Moïra, une jeune ingénieure française spécialisée dans les nouvelles technologies est recrutée par la société Ming, basée à Hong-Kong, pour travailler sur un projet ambitieux d’application conversationnelle (chatbot) ultra perfectionnée : DEUS. Elle est chargée de l’humaniser en lui conférant plus de personnalité et de sensibilité pour que ce programme puisse être un véritable interlocuteur et, à terme, devenir indispensable à tout un chacun.
Très vite, les morts violentes et suicides suspects s’enchaînent au sein des employés de l’entreprise. Moïra, dernière recrue de la société est approchée par la police pour devenir une taupe au sein d’un système qui n’a décidément rien de net. Mais comment effectuer des recherches sur ce qui se trame au travail lorsque l’on est surveillé, analysé et enregistré en permanence ?
La vie privée existe t-elle encore ?
Des ordinateurs avec qui discuter et qui vous guident dans vos décisions, des montres connectées qui analysent votre sommeil, votre activité cardiaque ou votre stress, des téléphones qui vous localisent et vous enregistrent en permanence, des moteurs de recherche qui gardent en mémoire absolument chacune de vos requêtes … Nul doute que ce roman nous force à remettre en question l’omniprésence des applications technologiques dans notre quotidien. On aimerait penser qu’il s’agit là d’une fiction d’anticipation mais il suffit de regarder autour de soi pour réaliser l’ampleur du phénomène d’addiction aux technologies et la course acharnée des grandes entreprises pour conquérir le marché des assistants conversationnels (aussi nommés Chatbots) tel Siri ou Google Assistant (réagissant en permanence au fameux « OK Google »).
Peu de surprises mais de l’anxiété
Comme toujours dans les romans de Bernard Minier, le style est limpide et agréable à lire. Toutefois, à force de décrire le monde des technologies en utilisant à outrance le jargon de l’informatique, l’intrigue se noie dans le récit. En effet, il faut attendre la 120ème page pour que débute timidement l’enquête policière. Tout ce qui a trait à Ming ou à DEUS est détaillé et passionné, l’intrigue quant à elle est foncièrement simpliste et les indices semés ici et là sont tellement gros que le lecteur a vite fait de résoudre l’enquête. Aucune surprise, il ne reste qu’un petit goût de déception face à un roman policier somme toute banal.

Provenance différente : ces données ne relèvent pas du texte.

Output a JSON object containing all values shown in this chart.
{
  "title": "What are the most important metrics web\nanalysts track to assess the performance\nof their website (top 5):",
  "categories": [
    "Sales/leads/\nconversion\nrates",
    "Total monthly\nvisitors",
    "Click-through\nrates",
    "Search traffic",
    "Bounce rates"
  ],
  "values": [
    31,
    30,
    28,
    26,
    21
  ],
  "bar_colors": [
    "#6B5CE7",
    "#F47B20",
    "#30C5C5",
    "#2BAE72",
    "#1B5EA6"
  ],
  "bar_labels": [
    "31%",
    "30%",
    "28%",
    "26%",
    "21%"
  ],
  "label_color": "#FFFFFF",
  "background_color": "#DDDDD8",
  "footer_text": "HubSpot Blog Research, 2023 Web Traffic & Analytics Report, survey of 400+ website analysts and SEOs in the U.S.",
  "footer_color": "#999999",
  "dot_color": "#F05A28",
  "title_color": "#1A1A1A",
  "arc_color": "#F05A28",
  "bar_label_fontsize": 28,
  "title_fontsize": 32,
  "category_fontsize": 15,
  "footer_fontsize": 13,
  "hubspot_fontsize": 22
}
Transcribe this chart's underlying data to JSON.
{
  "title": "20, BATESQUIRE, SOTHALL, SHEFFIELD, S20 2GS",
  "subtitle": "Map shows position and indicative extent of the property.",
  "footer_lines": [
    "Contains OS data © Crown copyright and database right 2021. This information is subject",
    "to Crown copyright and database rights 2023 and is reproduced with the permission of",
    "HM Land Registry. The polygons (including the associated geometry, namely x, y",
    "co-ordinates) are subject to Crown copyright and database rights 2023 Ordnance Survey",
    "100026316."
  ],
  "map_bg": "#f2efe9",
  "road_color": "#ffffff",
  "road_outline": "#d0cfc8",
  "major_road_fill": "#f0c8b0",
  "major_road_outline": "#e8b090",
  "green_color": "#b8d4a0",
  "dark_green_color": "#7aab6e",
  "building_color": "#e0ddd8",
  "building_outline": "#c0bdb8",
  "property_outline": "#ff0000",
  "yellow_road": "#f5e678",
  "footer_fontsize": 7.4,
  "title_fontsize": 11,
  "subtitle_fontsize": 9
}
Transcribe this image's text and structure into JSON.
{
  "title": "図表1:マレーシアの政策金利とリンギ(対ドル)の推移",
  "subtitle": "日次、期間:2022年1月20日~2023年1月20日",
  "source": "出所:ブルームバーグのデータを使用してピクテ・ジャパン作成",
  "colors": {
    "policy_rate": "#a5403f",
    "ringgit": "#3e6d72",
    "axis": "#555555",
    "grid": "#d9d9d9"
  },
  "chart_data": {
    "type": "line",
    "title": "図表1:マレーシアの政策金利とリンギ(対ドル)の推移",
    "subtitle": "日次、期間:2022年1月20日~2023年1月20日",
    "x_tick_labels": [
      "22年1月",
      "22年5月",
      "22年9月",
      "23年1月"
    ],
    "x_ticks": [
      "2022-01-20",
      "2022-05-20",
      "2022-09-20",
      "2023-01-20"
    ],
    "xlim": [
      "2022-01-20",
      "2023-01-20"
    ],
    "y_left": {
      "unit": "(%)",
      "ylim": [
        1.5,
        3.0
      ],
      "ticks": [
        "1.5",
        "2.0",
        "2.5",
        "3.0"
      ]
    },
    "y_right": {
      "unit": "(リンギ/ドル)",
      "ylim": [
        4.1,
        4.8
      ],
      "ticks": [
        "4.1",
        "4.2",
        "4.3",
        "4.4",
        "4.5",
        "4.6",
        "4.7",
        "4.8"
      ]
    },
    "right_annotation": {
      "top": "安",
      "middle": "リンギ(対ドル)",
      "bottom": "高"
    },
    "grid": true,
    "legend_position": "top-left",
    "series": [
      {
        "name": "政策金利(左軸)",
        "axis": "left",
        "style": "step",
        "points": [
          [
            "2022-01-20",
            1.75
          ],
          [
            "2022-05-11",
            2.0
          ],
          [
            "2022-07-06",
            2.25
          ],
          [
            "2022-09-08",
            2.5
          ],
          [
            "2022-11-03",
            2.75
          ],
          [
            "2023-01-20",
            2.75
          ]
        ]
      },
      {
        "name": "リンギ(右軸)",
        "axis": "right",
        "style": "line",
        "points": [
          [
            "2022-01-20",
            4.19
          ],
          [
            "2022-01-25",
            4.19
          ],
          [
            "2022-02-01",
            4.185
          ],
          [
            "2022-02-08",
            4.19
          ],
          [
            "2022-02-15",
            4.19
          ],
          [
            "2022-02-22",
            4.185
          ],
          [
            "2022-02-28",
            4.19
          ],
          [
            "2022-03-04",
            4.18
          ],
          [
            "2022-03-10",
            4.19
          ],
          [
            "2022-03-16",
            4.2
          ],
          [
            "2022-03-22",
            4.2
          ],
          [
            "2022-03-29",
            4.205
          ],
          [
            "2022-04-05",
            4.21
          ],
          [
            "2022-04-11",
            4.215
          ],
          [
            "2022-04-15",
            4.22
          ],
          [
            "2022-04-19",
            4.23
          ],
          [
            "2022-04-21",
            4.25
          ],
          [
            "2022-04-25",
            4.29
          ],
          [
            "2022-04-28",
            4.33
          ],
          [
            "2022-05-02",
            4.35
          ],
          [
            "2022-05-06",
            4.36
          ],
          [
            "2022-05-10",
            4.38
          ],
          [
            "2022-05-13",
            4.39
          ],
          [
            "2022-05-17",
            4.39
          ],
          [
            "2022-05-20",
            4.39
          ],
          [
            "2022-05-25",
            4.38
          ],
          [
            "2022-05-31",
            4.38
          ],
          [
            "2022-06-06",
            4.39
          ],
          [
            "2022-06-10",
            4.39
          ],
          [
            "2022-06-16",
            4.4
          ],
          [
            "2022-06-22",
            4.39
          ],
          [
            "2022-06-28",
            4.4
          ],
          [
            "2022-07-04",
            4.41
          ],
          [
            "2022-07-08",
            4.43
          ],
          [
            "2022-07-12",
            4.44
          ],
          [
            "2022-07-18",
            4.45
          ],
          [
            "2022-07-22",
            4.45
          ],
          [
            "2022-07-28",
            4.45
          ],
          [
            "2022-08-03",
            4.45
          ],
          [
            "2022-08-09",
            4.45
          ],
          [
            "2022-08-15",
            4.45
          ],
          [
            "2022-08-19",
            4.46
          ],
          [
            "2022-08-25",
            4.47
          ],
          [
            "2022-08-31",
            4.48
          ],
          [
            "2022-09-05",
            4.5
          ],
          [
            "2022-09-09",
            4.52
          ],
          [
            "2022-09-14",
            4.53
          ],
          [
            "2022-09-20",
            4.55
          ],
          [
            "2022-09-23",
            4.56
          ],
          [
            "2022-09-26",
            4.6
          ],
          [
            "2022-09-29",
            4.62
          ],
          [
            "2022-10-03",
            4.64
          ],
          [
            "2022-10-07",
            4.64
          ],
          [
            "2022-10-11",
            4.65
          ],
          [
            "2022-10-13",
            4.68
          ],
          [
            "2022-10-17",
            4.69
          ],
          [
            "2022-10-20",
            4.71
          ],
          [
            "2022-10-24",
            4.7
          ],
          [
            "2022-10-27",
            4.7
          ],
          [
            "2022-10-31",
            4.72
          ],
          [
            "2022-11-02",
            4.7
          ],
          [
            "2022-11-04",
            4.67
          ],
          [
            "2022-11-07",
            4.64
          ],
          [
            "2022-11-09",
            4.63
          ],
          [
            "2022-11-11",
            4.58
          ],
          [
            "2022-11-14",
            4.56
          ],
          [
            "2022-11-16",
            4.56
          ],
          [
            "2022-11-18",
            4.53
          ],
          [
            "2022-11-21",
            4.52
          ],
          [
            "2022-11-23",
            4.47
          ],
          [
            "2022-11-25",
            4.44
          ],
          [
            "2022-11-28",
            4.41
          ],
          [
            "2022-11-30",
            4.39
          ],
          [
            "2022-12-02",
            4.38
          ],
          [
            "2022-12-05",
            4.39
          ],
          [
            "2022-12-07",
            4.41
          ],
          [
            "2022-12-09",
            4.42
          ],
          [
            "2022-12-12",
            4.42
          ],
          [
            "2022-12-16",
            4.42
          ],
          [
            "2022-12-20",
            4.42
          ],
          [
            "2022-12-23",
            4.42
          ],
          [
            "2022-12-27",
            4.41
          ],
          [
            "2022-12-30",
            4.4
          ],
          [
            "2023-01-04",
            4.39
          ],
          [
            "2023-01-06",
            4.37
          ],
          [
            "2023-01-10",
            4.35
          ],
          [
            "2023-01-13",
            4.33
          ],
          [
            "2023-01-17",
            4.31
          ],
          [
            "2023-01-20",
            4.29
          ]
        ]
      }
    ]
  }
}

Tout le potentiel de ce roman réside dans la description précise et anxiogène de l’impact des nouvelles technologies sur nos vies. Technologies pas si nouvelles que ça d’ailleurs, comme le rappelle l’auteur, car en 2007, Eric Schmidt, P-DG de Google déclarait : « La plupart des gens ne souhaitent pas que Google réponde à leurs questions. Ils veulent que Google leur dise quelle est la prochaine action qu’ils devraient faire. » Ce n’est donc que la prochaine étape, comme le décrit bien Bernard Minier.